Bauchklang est composé de six musiciens viennois qui enregistrent toutes leurs compositions avec leurs cordes vocales pour seuls instruments. Un peu à la manière du Saïan Supa Crew, à cette différence près que Bauchklang ferait de la pop quand le Saïan fait du hip-hop. Et effectivement, hormis quelques titres d’inspiration hip-hop, Jamzero est un album varié de musique populaire moderne, avec des chansons couplet-refrain. Mais toutes les rythmiques (grosses caisses, caisses claires, charley, oeufs, cymbales…) sont produites avec la bouche. Et l’intérêt du disque réside bien dans ce travail sur le rythme, avec le spectre infini des possibilités que permet la simple voix humaine (assistée par un preneur de son précis, un logiciel de montage puissant, et quelques effets simples : delays, échos, reverbs). Sur 15 titres, Bauchklang imite ainsi toutes les sonorités percussives possibles et imaginables, ainsi que différents instruments (des basses, des instruments à vent).
Passée la première admiration devant l’exploit réalisé (« Mais comment font-ils ? »), l’écoute de Jamzero s’avère hélas finalement décevante. Car derrière cette forme inédite, le fond musical que le groupe propose n’a rien de vraiment original. Une fois qu’on se met à écouter ce disque comme une proposition musicale, de la même manière que ses confrères des bacs des magasins, après avoir fait abstraction de son processus de création, les mélodies se révèlent peu marquantes, et la musicalité de l’ensemble, pauvre. Entre world-music et groove mainstream, Bauchklang propose au final des gimmicks musicaux assez communs (un peu de beat-boxes, des rythmiques house assez basiques, des basses répétitives). L’inventivité et l’innovation qu’on a attribué au groupe est vraisemblablement un leurre, un semblant de crédibilité underground.
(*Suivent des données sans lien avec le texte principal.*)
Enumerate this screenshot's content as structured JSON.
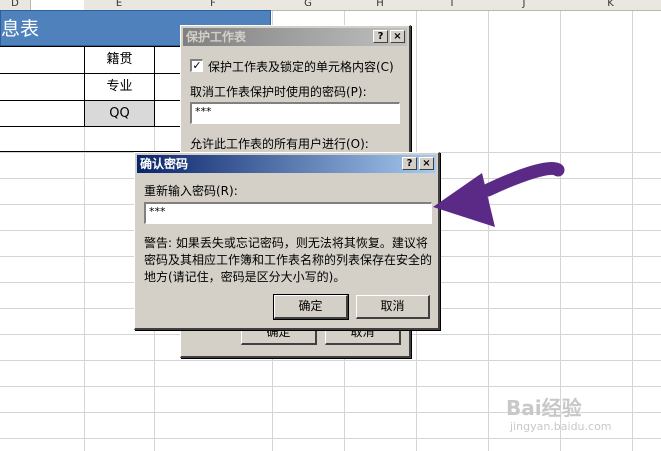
{
  "spreadsheet": {
    "column_headers": [
      "D",
      "E",
      "F",
      "G",
      "H",
      "I",
      "J",
      "K"
    ],
    "title_partial": "息表",
    "table_labels": [
      "籍贯",
      "专业",
      "QQ"
    ]
  },
  "protect_dialog": {
    "title": "保护工作表",
    "help_button": "?",
    "close_button": "×",
    "checkbox_label": "保护工作表及锁定的单元格内容(C)",
    "checkbox_checked": "✓",
    "password_label": "取消工作表保护时使用的密码(P):",
    "password_value": "***",
    "allow_label": "允许此工作表的所有用户进行(O):",
    "ok_label": "确定",
    "cancel_label": "取消"
  },
  "confirm_dialog": {
    "title": "确认密码",
    "help_button": "?",
    "close_button": "×",
    "reenter_label": "重新输入密码(R):",
    "password_value": "***",
    "warning_lines": [
      "警告: 如果丢失或忘记密码，则无法将其恢复。建议将",
      "密码及其相应工作簿和工作表名称的列表保存在安全的",
      "地方(请记住，密码是区分大小写的)。"
    ],
    "ok_label": "确定",
    "cancel_label": "取消"
  },
  "watermark": {
    "brand": "Bai经验",
    "url": "jingyan.baidu.com"
  },
  "colors": {
    "title_band": "#4f81bd",
    "arrow": "#5b2a86",
    "dialog_bg": "#d4d0c8"
  }
}
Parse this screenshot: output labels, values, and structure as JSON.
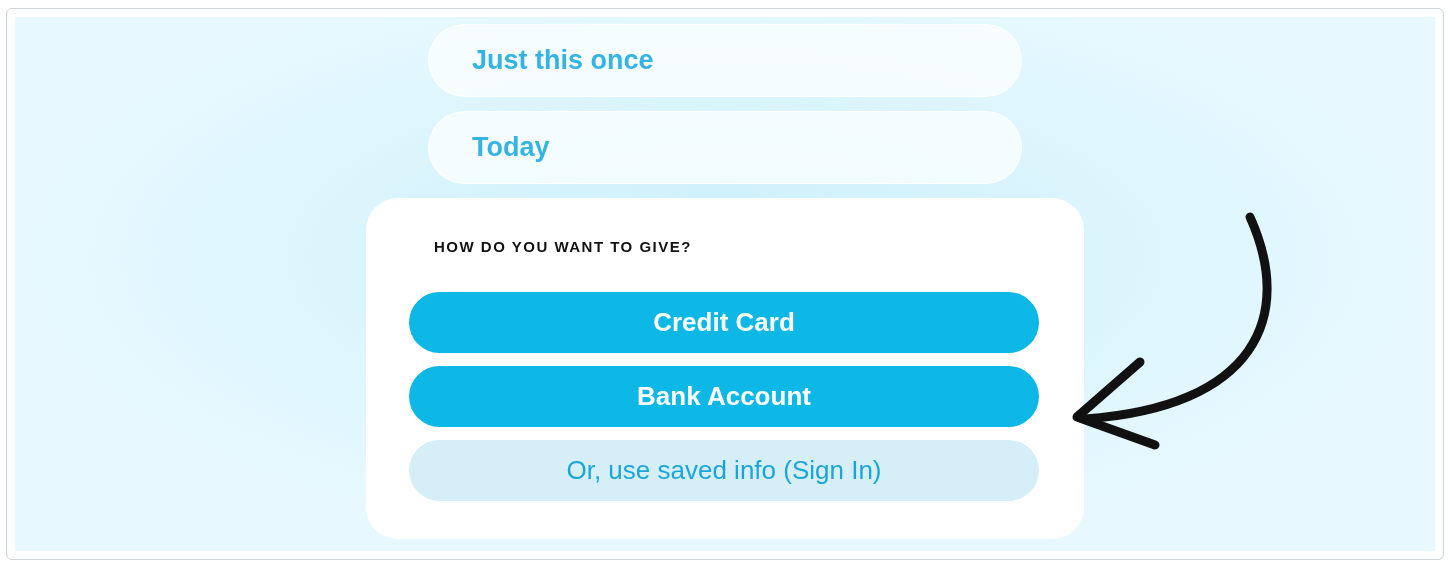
{
  "frequency_options": [
    {
      "label": "Just this once"
    },
    {
      "label": "Today"
    }
  ],
  "payment": {
    "heading": "HOW DO YOU WANT TO GIVE?",
    "buttons": [
      {
        "label": "Credit Card",
        "kind": "primary"
      },
      {
        "label": "Bank Account",
        "kind": "primary"
      },
      {
        "label": "Or, use saved info (Sign In)",
        "kind": "secondary"
      }
    ]
  }
}
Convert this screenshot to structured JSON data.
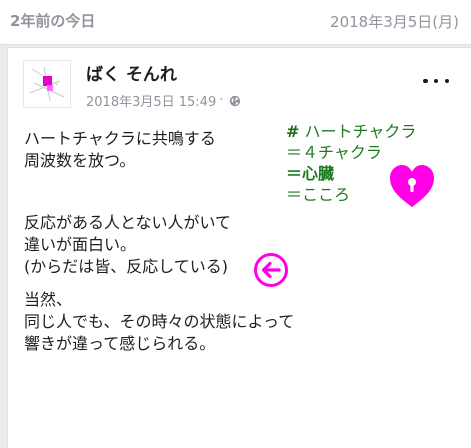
{
  "memory": {
    "title": "2年前の今日",
    "date": "2018年3月5日(月)"
  },
  "post": {
    "author": "ばく そんれ",
    "timestamp": "2018年3月5日 15:49",
    "separator": "·",
    "audience_icon": "globe-icon",
    "more_icon": "more-options-icon",
    "paragraphs": [
      [
        "ハートチャクラに共鳴する",
        "周波数を放つ。"
      ],
      [
        "反応がある人とない人がいて",
        "違いが面白い。",
        "(からだは皆、反応している)"
      ],
      [
        "当然、",
        "同じ人でも、その時々の状態によって",
        "響きが違って感じられる。"
      ]
    ],
    "hashtag_block": {
      "hash": "#",
      "line1": "ハートチャクラ",
      "line2": "＝４チャクラ",
      "line3": "＝心臓",
      "line4": "＝こころ"
    },
    "stickers": {
      "heart": "heart-keyhole-icon",
      "arrow": "arrow-left-circle-icon"
    }
  },
  "colors": {
    "background": "#e9ebee",
    "meta_gray": "#90949c",
    "text": "#1c1e21",
    "hashtag_green": "#1e7a1e",
    "sticker_magenta": "#ff00e6"
  }
}
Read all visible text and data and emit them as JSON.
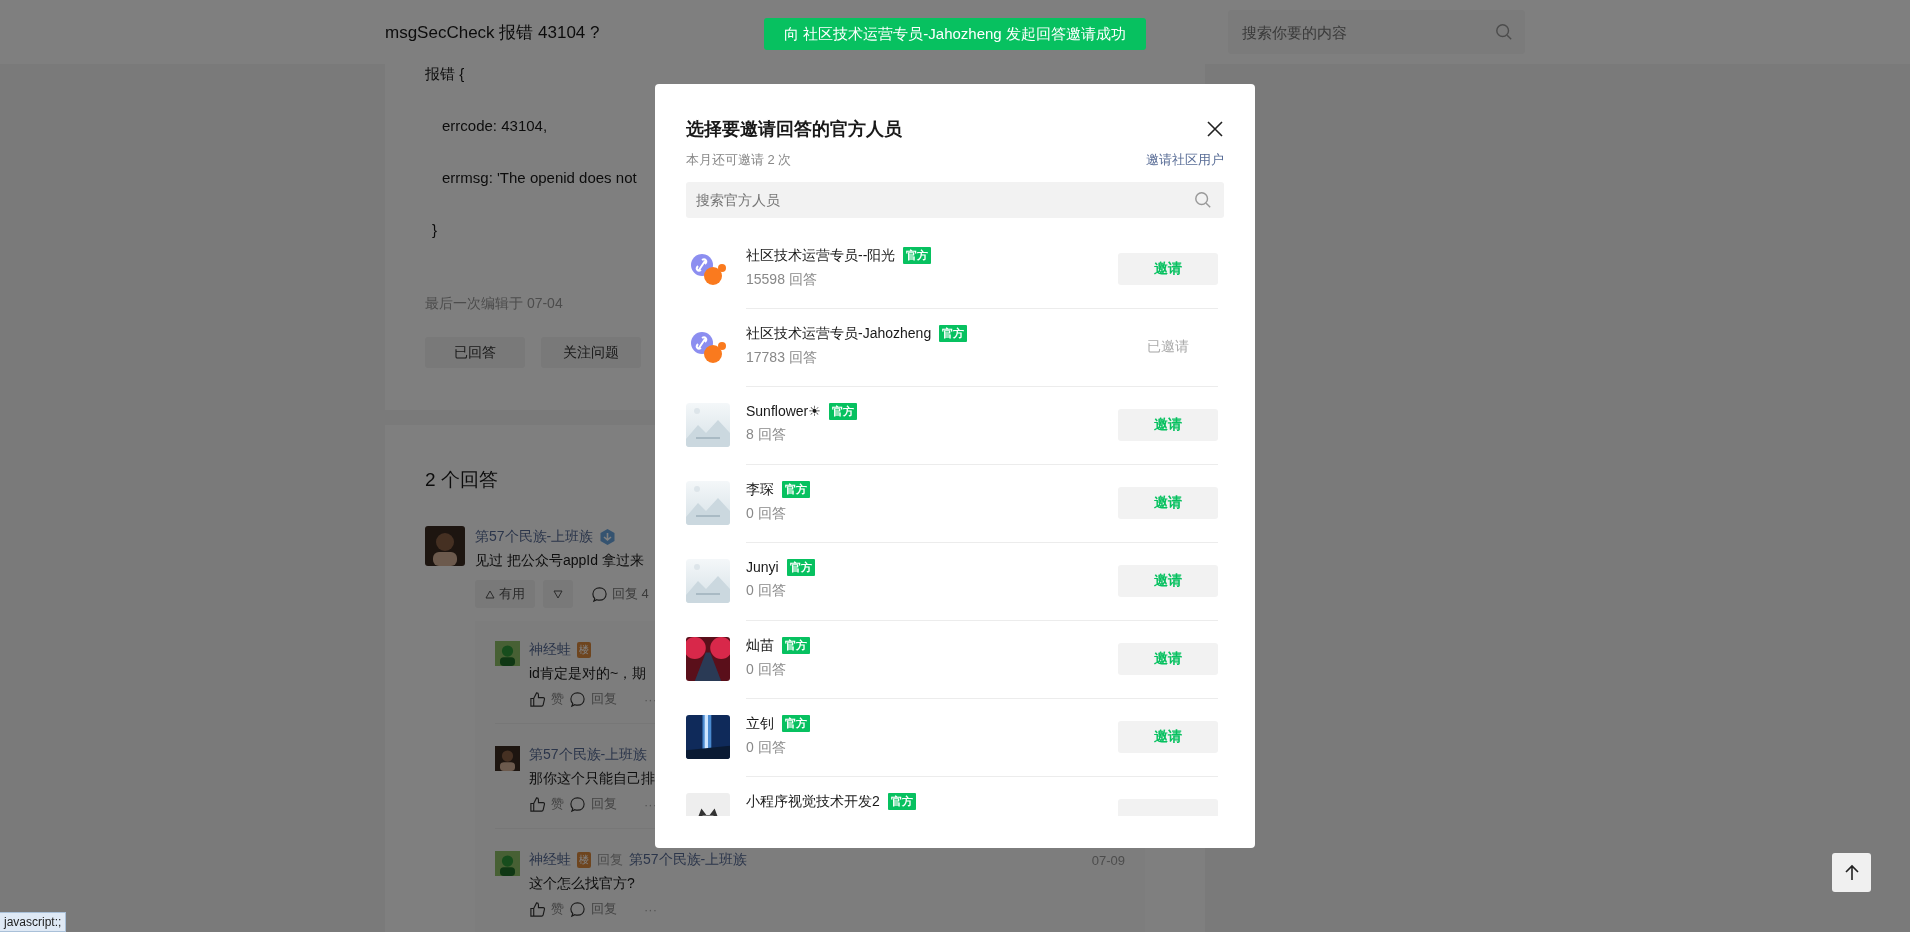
{
  "header": {
    "title": "msgSecCheck 报错 43104 ?",
    "search": {
      "placeholder": "搜索你要的内容"
    }
  },
  "toast": "向 社区技术运营专员-Jahozheng 发起回答邀请成功",
  "question": {
    "lines": [
      {
        "kind": "open",
        "text": "报错 {"
      },
      {
        "kind": "field",
        "text": "errcode: 43104,"
      },
      {
        "kind": "field",
        "text": "errmsg: 'The openid does not"
      },
      {
        "kind": "close",
        "text": "}"
      }
    ],
    "edited": "最后一次编辑于  07-04",
    "buttons": [
      "已回答",
      "关注问题"
    ]
  },
  "answers": {
    "title": "2 个回答",
    "items": [
      {
        "author": "第57个民族-上班族",
        "verified": true,
        "text": "见过 把公众号appId 拿过来",
        "useful": "有用",
        "reply": "回复 4",
        "replies": [
          {
            "author": "神经蛙",
            "avatar": {
              "kind": "frog"
            },
            "floor": "楼",
            "text": "id肯定是对的~，期",
            "like": "赞",
            "reply": "回复",
            "more": "···"
          },
          {
            "author": "第57个民族-上班族",
            "avatar": {
              "kind": "person"
            },
            "text": "那你这个只能自己排",
            "like": "赞",
            "reply": "回复",
            "more": "···"
          },
          {
            "author": "神经蛙",
            "avatar": {
              "kind": "frog"
            },
            "floor": "楼",
            "reply_label": "回复",
            "reply_to": "第57个民族-上班族",
            "time": "07-09",
            "text": "这个怎么找官方?",
            "like": "赞",
            "reply": "回复",
            "more": "···"
          }
        ]
      }
    ]
  },
  "modal": {
    "title": "选择要邀请回答的官方人员",
    "quota": "本月还可邀请 2 次",
    "invite_community": "邀请社区用户",
    "search": {
      "placeholder": "搜索官方人员"
    },
    "members": [
      {
        "avatar": {
          "kind": "logo"
        },
        "name": "社区技术运营专员--阳光",
        "badge": "官方",
        "count": "15598 回答",
        "invited": false,
        "action": "邀请"
      },
      {
        "avatar": {
          "kind": "logo"
        },
        "name": "社区技术运营专员-Jahozheng",
        "badge": "官方",
        "count": "17783 回答",
        "invited": true,
        "action": "已邀请"
      },
      {
        "avatar": {
          "kind": "placeholder"
        },
        "name": "Sunflower☀",
        "badge": "官方",
        "count": "8 回答",
        "invited": false,
        "action": "邀请"
      },
      {
        "avatar": {
          "kind": "placeholder"
        },
        "name": "李琛",
        "badge": "官方",
        "count": "0 回答",
        "invited": false,
        "action": "邀请"
      },
      {
        "avatar": {
          "kind": "placeholder"
        },
        "name": "Junyi",
        "badge": "官方",
        "count": "0 回答",
        "invited": false,
        "action": "邀请"
      },
      {
        "avatar": {
          "kind": "red-road"
        },
        "name": "灿苗",
        "badge": "官方",
        "count": "0 回答",
        "invited": false,
        "action": "邀请"
      },
      {
        "avatar": {
          "kind": "blue-tower"
        },
        "name": "立钊",
        "badge": "官方",
        "count": "0 回答",
        "invited": false,
        "action": "邀请"
      },
      {
        "avatar": {
          "kind": "robot"
        },
        "name": "小程序视觉技术开发2",
        "badge": "官方",
        "invited": false
      }
    ]
  },
  "status_link": "javascript:;"
}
Au mieux on pourrait les rapprocher de Moby (sur Baby come on par exemple), pour le mélange qu’ils opèrent entre modernité et primitivisme (le beat et le choeur), mais au pire ils ressemblent à Sting (pas Police, Sting), avec qui le chanteur lead de Bauchklang a pour point commun une tonalité de voix étonnamment semblable (la seule reprise de l’album est d’ailleurs Roxanne de Police). Comme Sting, Bauchklang melting-potte toutes les musiques populaires du monde pour leur enlever à chacune leurs singularités.
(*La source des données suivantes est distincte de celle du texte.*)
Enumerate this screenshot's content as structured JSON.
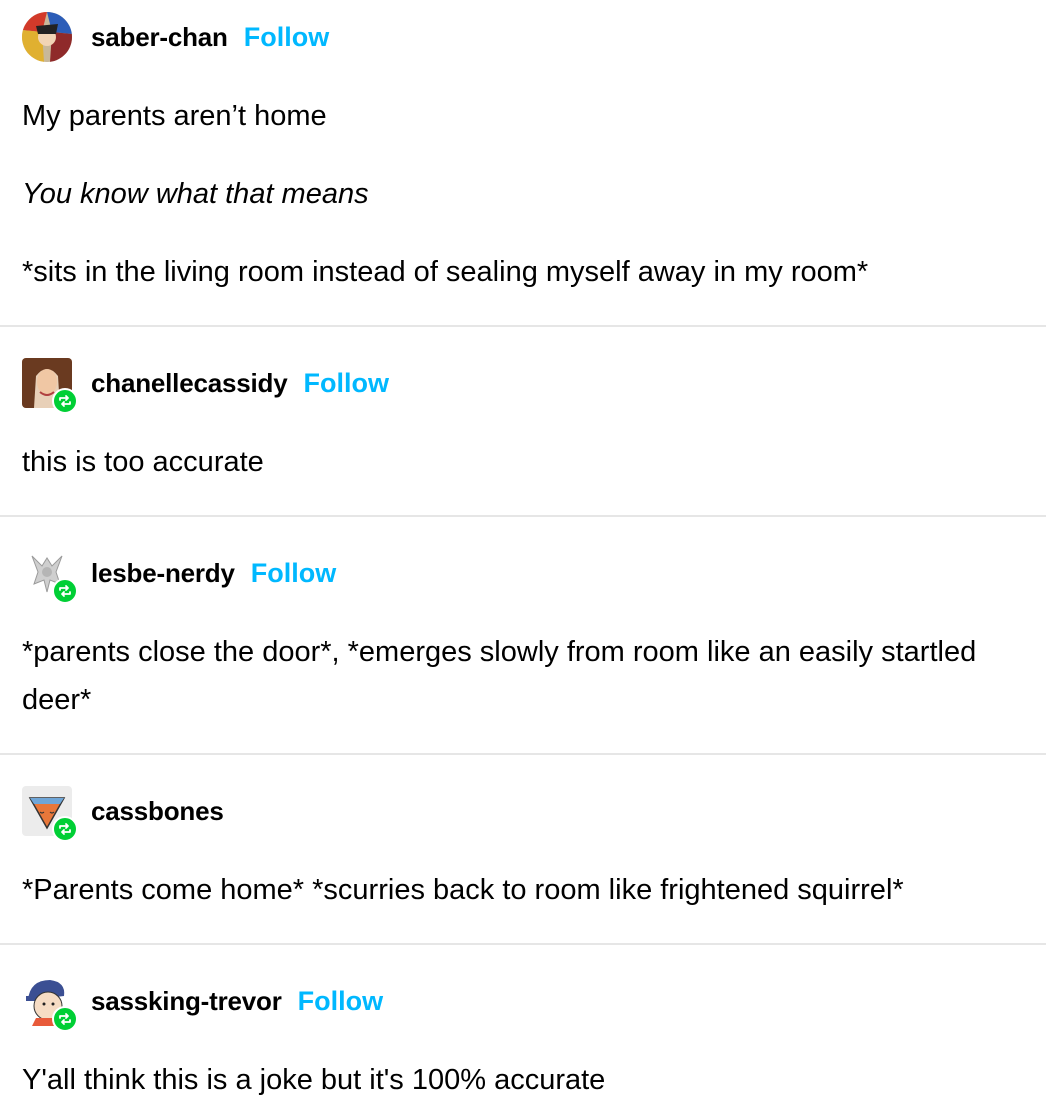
{
  "posts": [
    {
      "username": "saber-chan",
      "follow_label": "Follow",
      "is_reblog": false,
      "paragraphs": [
        "My parents aren’t home",
        "You know what that means",
        "*sits in the living room instead of sealing myself away in my room*"
      ]
    },
    {
      "username": "chanellecassidy",
      "follow_label": "Follow",
      "is_reblog": true,
      "paragraphs": [
        "this is too accurate"
      ]
    },
    {
      "username": "lesbe-nerdy",
      "follow_label": "Follow",
      "is_reblog": true,
      "paragraphs": [
        "*parents close the door*, *emerges slowly from room like an easily startled deer*"
      ]
    },
    {
      "username": "cassbones",
      "follow_label": "",
      "is_reblog": true,
      "paragraphs": [
        "*Parents come home* *scurries back to room like frightened squirrel*"
      ]
    },
    {
      "username": "sassking-trevor",
      "follow_label": "Follow",
      "is_reblog": true,
      "paragraphs": [
        "Y'all think this is a joke but it's 100% accurate"
      ]
    }
  ],
  "colors": {
    "follow": "#00b8ff",
    "reblog_badge": "#00cf35",
    "divider": "#e6e6e6"
  },
  "icons": {
    "reblog": "reblog-icon"
  }
}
Le caractère « expérimental » de ce projet se limite donc à la sage reproduction d’une musique commerciale et universelle, mais avec la bouche. Pendant l’interview, le groupe brandissait le sésame « musique électronique » mais sans avoir jamais entendu parler de Aphex Twin ou Autechre… On regrettera donc la montée en épingle par les médias d’un groupe qui ne démérite pas évidemment (certains titres sont agréables à écouter), mais qui n’a pas le caractère innovant qu’on lui a attribué. Quoiqu’on en dise, le temps n’est pas encore venu où les moyens ont remplacé les fins (sauf à Hollywood, mais ça c’est une autre histoire…).